Menteri Kesehatan Lebanon mengatakan setidaknya sembilan orang tewas, termasuk seorang gadis berusia delapan tahun, ketika pager meledak di seluruh Lebanon. Sekitar 2.750 orang juga terluka, termasuk 200 dalam kondisi kritis.
Ketika ditanya tentang sifat ledakan yang tampak sembarangan, Miller di Departemen Luar Negeri AS menolak untuk mengomentari secara langsung apa yang terjadi.
Namun, katanya, secara umum, posisi AS adalah bahwa “tidak ada negara, tidak ada organisasi yang seharusnya menargetkan warga sipil.”
Ledakan itu terjadi saat pemerintahan Biden terus mengatakan bahwa mereka sedang berusaha untuk membantu menyusun perjanjian gencatan senjata Gaza antara Israel dan Hamas, faksi Palestina yang menguasai wilayah tersebut.
Pada hari Selasa, Menteri Luar Negeri AS Antony Blinken sedang melakukan perjalanan ke Timur Tengah untuk pertemuan terbaru dengan mediator.
“Presiden Biden tidak punya banyak waktu, pemilihan AS kurang dari 60 hari lagi,” melaporkan Kimberly Halkett dari Al Jazeera dari Washington, DC.
“Jadi jika [ledakan di Lebanon] memang sesuatu yang bertanggung jawab atasnya, ini pasti merupakan hal yang menjengkelkan bagi Amerika Serikat.”
Ledakan mematikan itu juga terjadi kurang dari sehari setelah Penasihat Gedung Putih Amos Hochstein bertemu dengan Perdana Menteri Israel Benjamin Netanyahu untuk mendorong de-eskalasi di perbatasan utara Israel dengan Lebanon.
Setelah pertemuan tersebut, kantor Netanyahu mengeluarkan pernyataan yang menentang mengatakan bahwa warga Israel tidak akan dapat kembali ke daerah evakuasi di sepanjang perbatasan Lebanon “tanpa perubahan mendasar dalam situasi keamanan di utara.”

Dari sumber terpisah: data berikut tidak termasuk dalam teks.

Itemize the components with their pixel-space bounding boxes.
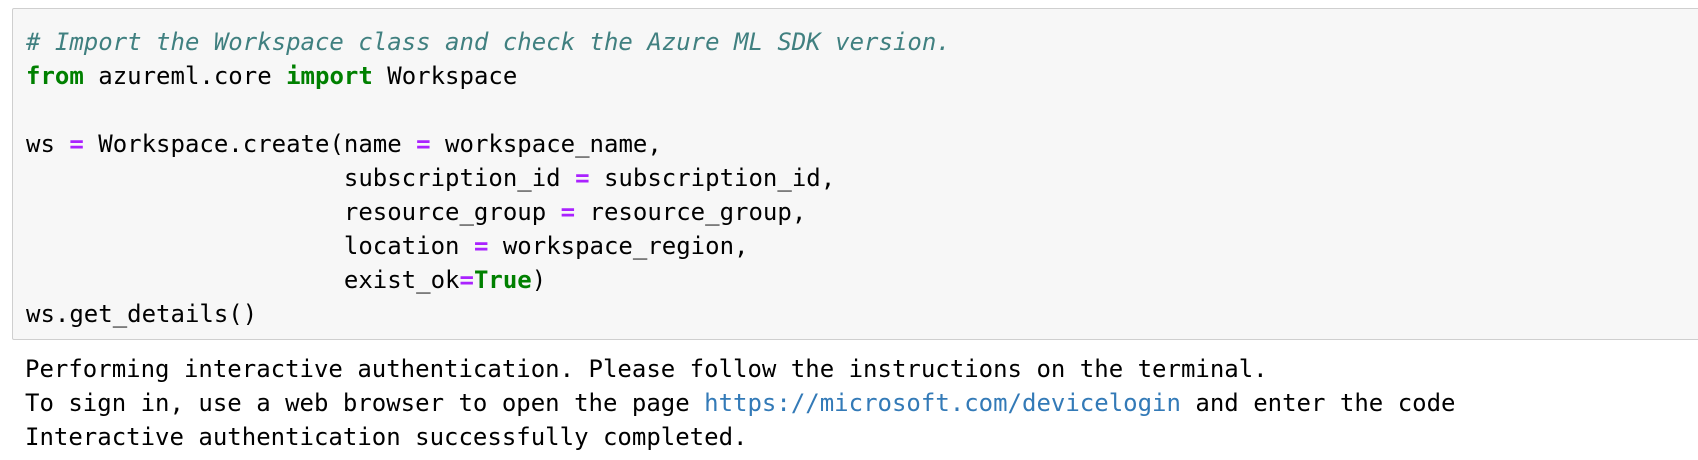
- keyword-true: True: [473, 266, 532, 294]
- code-text: exist_ok: [26, 266, 460, 294]
- cell-output: Performing interactive authentication. P…: [25, 352, 1456, 454]
- code-line-exist-ok: exist_ok=True): [26, 263, 951, 297]
- devicelogin-link[interactable]: https://microsoft.com/devicelogin: [704, 389, 1181, 417]
- operator: =: [459, 266, 474, 294]
- code-text: subscription_id: [26, 164, 576, 192]
- code-editor[interactable]: # Import the Workspace class and check t…: [26, 25, 951, 331]
- code-line-get-details: ws.get_details(): [26, 300, 258, 328]
- operator: =: [560, 198, 576, 226]
- code-text: ): [531, 266, 547, 294]
- imported-name: Workspace: [372, 62, 518, 90]
- output-line-3: Interactive authentication successfully …: [25, 423, 748, 451]
- code-text: Workspace.create(name: [83, 130, 417, 158]
- keyword-from: from: [26, 62, 84, 90]
- output-text: and enter the code: [1180, 389, 1456, 417]
- output-text: To sign in, use a web browser to open th…: [25, 389, 705, 417]
- code-text: workspace_region,: [488, 232, 749, 260]
- code-text: workspace_name,: [430, 130, 662, 158]
- code-line-import: from azureml.core import Workspace: [26, 59, 951, 93]
- operator: =: [473, 232, 489, 260]
- code-text: location: [26, 232, 474, 260]
- code-line-resource-group: resource_group = resource_group,: [26, 195, 951, 229]
- code-text: resource_group: [26, 198, 561, 226]
- code-line-subscription: subscription_id = subscription_id,: [26, 161, 951, 195]
- code-line-location: location = workspace_region,: [26, 229, 951, 263]
- keyword-import: import: [286, 62, 373, 90]
- code-cell[interactable]: # Import the Workspace class and check t…: [12, 8, 1698, 340]
- module-name: azureml.core: [83, 62, 287, 90]
- output-line-1: Performing interactive authentication. P…: [25, 355, 1268, 383]
- code-text: ws: [26, 130, 70, 158]
- operator: =: [416, 130, 431, 158]
- code-line-create: ws = Workspace.create(name = workspace_n…: [26, 127, 951, 161]
- output-line-2: To sign in, use a web browser to open th…: [25, 386, 1456, 420]
- code-comment: # Import the Workspace class and check t…: [26, 28, 951, 56]
- code-text: subscription_id,: [589, 164, 836, 192]
- operator: =: [69, 130, 84, 158]
- operator: =: [575, 164, 590, 192]
- code-text: resource_group,: [575, 198, 807, 226]
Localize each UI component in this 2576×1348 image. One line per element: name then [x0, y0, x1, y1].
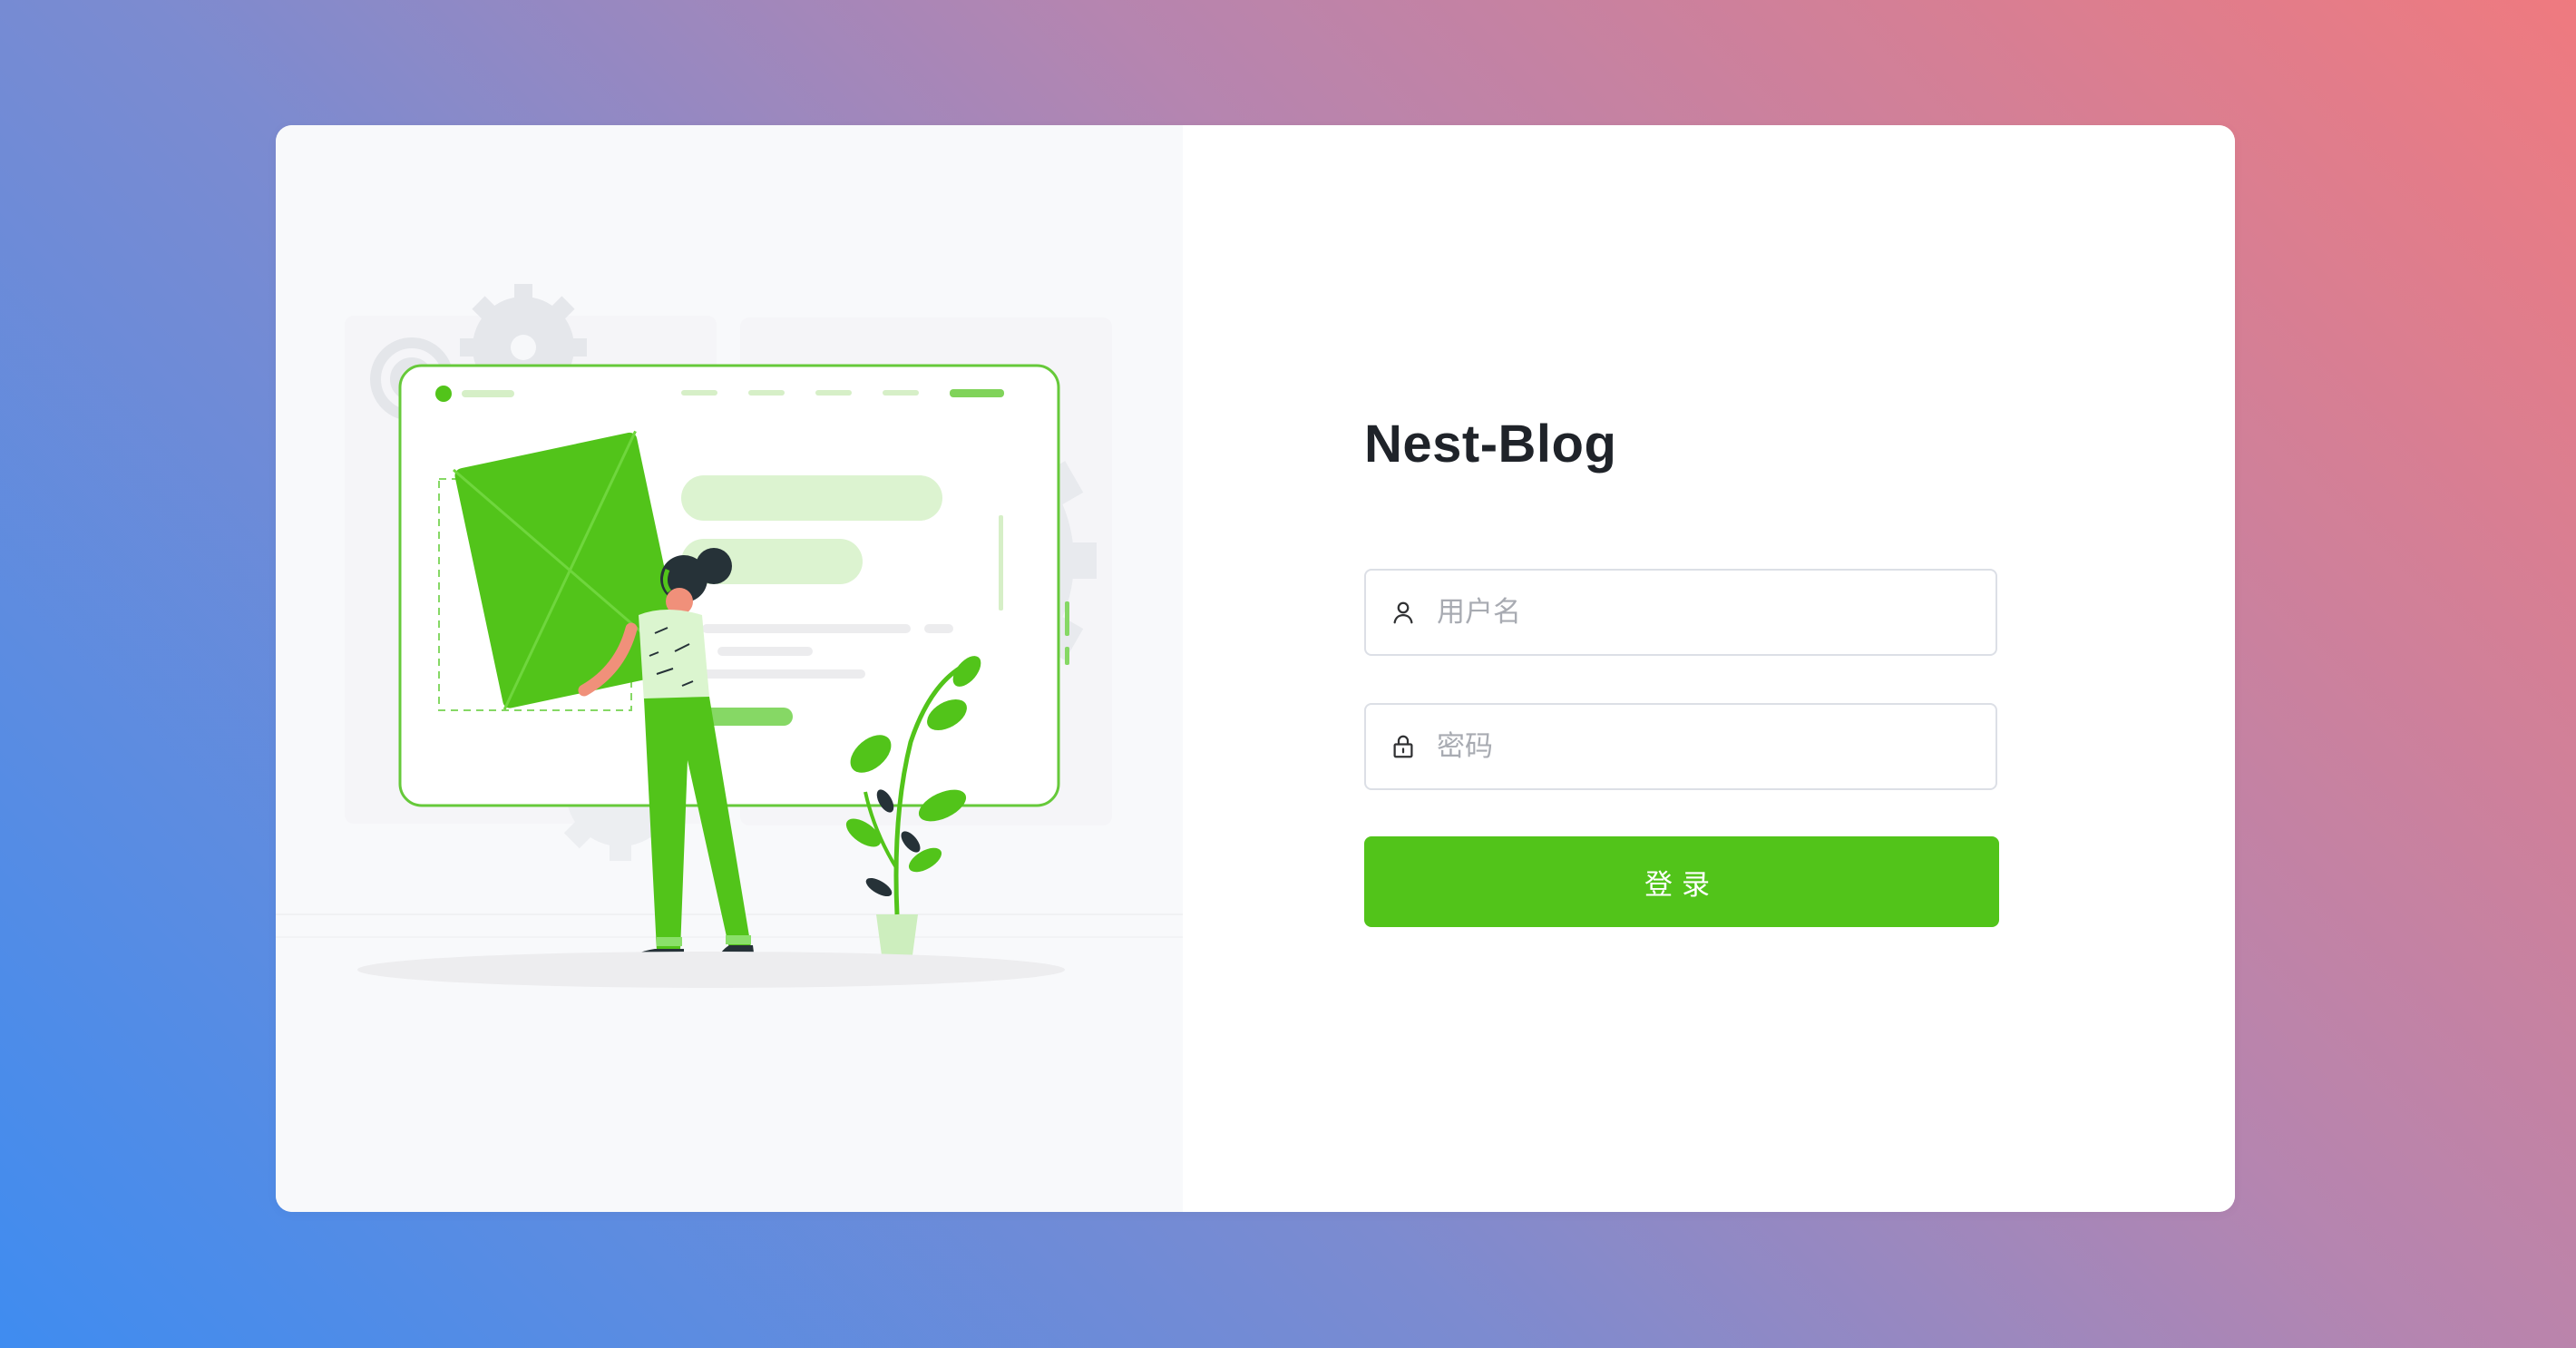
illustration-panel [276, 125, 1183, 1212]
username-input[interactable] [1437, 571, 1995, 654]
login-form-panel: Nest-Blog 登录 [1183, 125, 2235, 1212]
user-icon [1390, 599, 1417, 626]
password-input[interactable] [1437, 705, 1995, 788]
woman-holding-envelope-illustration [276, 284, 1183, 988]
password-field[interactable] [1364, 703, 1997, 790]
app-title: Nest-Blog [1364, 415, 1617, 474]
username-field[interactable] [1364, 569, 1997, 656]
login-button[interactable]: 登录 [1364, 836, 1999, 927]
lock-icon [1390, 733, 1417, 760]
login-card: Nest-Blog 登录 [276, 125, 2235, 1212]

Ramy Khoury, seorang fellow terkemuka di Universitas Amerika Beirut, menyebut respons Israel terhadap seruan AS sebagai “cara yang biasa”.
“Israel biasanya tidak hanya mengabaikan apa yang dikatakan Amerika kepada mereka, tetapi melempar lumpur ke wajah mereka,” kata Khoury kepada Al Jazeera.

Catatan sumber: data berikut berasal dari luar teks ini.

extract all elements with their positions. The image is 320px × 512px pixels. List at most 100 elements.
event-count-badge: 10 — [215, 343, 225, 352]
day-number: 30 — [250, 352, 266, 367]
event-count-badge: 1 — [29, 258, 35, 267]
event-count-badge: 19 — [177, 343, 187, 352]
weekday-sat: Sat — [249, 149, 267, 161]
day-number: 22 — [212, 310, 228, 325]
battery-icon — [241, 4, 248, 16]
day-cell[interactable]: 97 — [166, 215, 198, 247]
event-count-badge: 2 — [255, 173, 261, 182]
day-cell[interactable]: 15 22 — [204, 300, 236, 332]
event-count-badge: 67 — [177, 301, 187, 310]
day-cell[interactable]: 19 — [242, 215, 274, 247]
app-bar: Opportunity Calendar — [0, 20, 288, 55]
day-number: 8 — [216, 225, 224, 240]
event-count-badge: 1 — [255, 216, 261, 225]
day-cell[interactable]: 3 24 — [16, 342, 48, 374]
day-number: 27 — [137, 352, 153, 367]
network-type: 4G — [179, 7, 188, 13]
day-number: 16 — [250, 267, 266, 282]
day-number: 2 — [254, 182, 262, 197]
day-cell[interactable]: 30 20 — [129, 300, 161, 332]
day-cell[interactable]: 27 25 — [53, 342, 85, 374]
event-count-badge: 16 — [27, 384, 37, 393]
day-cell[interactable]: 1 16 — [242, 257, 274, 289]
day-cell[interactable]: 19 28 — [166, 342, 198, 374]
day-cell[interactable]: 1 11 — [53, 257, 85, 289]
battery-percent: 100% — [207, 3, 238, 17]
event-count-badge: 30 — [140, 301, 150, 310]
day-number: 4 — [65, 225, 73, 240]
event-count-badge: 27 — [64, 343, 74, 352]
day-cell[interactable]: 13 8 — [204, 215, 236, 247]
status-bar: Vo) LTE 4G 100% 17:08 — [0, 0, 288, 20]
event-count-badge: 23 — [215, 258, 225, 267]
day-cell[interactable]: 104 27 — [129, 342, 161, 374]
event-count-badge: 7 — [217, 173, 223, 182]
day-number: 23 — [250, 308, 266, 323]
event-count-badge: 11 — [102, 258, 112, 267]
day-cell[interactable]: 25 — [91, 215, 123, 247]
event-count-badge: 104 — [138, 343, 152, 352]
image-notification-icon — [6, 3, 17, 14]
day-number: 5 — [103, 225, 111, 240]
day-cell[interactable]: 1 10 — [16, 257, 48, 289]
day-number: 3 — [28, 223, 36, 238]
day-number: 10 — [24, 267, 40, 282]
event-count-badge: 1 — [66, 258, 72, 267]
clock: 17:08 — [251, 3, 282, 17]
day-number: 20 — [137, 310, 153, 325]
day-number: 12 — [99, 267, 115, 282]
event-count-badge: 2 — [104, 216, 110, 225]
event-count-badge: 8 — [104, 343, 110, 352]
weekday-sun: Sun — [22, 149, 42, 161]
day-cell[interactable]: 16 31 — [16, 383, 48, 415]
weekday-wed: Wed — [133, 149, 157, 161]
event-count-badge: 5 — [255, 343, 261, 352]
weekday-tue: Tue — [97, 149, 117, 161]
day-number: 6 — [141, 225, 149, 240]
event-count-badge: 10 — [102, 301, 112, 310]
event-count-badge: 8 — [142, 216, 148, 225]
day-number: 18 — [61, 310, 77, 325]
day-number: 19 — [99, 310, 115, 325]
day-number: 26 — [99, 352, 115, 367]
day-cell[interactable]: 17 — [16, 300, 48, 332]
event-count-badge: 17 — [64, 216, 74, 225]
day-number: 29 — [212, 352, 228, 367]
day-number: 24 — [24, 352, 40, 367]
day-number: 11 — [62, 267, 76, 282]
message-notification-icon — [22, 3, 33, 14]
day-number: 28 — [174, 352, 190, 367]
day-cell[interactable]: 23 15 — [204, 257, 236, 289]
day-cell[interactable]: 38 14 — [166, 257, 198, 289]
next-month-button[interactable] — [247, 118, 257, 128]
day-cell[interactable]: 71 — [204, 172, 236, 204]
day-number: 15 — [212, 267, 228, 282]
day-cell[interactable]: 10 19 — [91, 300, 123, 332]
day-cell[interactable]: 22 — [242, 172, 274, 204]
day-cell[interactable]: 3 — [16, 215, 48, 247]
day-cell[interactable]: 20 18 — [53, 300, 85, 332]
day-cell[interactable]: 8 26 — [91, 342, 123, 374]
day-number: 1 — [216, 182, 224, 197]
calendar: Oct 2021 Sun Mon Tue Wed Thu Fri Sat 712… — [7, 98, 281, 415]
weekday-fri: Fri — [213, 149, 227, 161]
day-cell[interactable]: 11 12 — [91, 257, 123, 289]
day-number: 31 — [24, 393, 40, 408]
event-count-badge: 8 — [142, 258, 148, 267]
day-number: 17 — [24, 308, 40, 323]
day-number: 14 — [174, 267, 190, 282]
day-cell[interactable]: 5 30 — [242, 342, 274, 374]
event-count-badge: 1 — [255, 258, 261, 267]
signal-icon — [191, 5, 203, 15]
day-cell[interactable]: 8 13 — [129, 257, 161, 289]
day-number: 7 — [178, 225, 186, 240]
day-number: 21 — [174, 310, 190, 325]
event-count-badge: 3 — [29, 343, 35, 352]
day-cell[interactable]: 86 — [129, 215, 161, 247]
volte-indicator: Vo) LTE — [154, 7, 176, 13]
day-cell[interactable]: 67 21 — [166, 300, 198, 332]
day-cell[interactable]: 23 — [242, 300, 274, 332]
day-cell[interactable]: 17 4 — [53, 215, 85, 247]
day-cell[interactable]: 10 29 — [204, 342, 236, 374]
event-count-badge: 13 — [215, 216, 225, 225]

“Orang Amerika memiliki kemampuan diplomatik yang sangat terbatas. Mereka lebih fokus pada dukungan militer untuk Israel dan sanksi terhadap musuh Israel.”
Khoury menambahkan bahwa upaya diplomatik AS “tidak dianggap serius oleh kebanyakan orang di wilayah ini” karena dukungan tanpa syarat negara itu terhadap Israel.
“Amerika Serikat seharusnya menjadi aktor diplomatik utama,” katanya. “Tapi jelas pihaknya berada di pihak Israel dan segala hal yang dilakukannya harus sesuai dengan prioritas Israel.”